In the Chinese military, all positions and ranks were sold with quoted prices, state-run media Xinhua quoted three major generals from the Academy of Military Sciences saying on March 10, 2015.
“A commander from a military district bribed Xu Caihou [then vice chairman of the Central Military Commission (CMC)] 20 million yuan ($3.14 million) for a senior position. Xu then promoted this one, rather than another commander who just bribed him 10 million yuan ($1.57 million),” Major General Yang Chunchang said.
In the Chinese military, there’s only one general who has real combat experience. Li Zuocheng, 68, served in the Vietnam War in 1979 as the director of a company consisting of about 100 soldiers. Li is the chief of the Joint Chiefs of Staff of the CMC.
“They bought their positions, they won’t spend their lives fighting,” Zhou Meisen, the screenwriter of anti-corruption propaganda TV series “In the Name of People,” said in an interview with the regime’s mouthpiece People’s Daily on April 6, 2017. “Once there’s a war, who can fight? Who will sacrifice his life to defend the country?”

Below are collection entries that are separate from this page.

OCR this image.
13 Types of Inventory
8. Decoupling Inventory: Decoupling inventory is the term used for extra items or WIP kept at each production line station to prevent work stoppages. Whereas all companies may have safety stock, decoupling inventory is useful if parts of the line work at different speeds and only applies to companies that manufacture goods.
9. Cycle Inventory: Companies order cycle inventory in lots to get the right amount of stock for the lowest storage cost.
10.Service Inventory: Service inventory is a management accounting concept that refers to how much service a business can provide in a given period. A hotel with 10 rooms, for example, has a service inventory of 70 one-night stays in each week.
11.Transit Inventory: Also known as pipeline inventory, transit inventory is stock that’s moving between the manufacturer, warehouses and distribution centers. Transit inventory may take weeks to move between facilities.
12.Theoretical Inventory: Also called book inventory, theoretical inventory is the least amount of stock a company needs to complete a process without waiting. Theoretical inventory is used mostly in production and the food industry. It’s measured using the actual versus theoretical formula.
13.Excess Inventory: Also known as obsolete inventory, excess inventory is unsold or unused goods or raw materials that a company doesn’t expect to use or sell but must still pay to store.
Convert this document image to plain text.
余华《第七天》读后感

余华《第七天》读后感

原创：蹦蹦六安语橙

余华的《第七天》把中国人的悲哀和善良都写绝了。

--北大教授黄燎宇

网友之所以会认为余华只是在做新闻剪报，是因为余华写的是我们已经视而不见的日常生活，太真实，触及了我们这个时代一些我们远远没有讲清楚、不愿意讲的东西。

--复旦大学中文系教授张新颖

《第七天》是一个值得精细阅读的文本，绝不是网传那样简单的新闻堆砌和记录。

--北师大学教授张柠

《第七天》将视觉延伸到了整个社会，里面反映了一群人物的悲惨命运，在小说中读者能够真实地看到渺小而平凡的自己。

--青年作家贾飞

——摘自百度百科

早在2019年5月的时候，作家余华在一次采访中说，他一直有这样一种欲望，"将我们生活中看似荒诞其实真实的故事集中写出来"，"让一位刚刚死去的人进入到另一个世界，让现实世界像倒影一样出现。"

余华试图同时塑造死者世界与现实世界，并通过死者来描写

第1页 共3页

“A general may still lead the military when he doesn’t have any combat experience; he can learn from books and military exercises,” U.S.-based China affairs commentator Tang Jingyuan told The Epoch Times on Dec. 17. “But if the generals and officers received their positions and ranks by bribes, they don’t have the knowledge and capability to command the military to fight in a war.”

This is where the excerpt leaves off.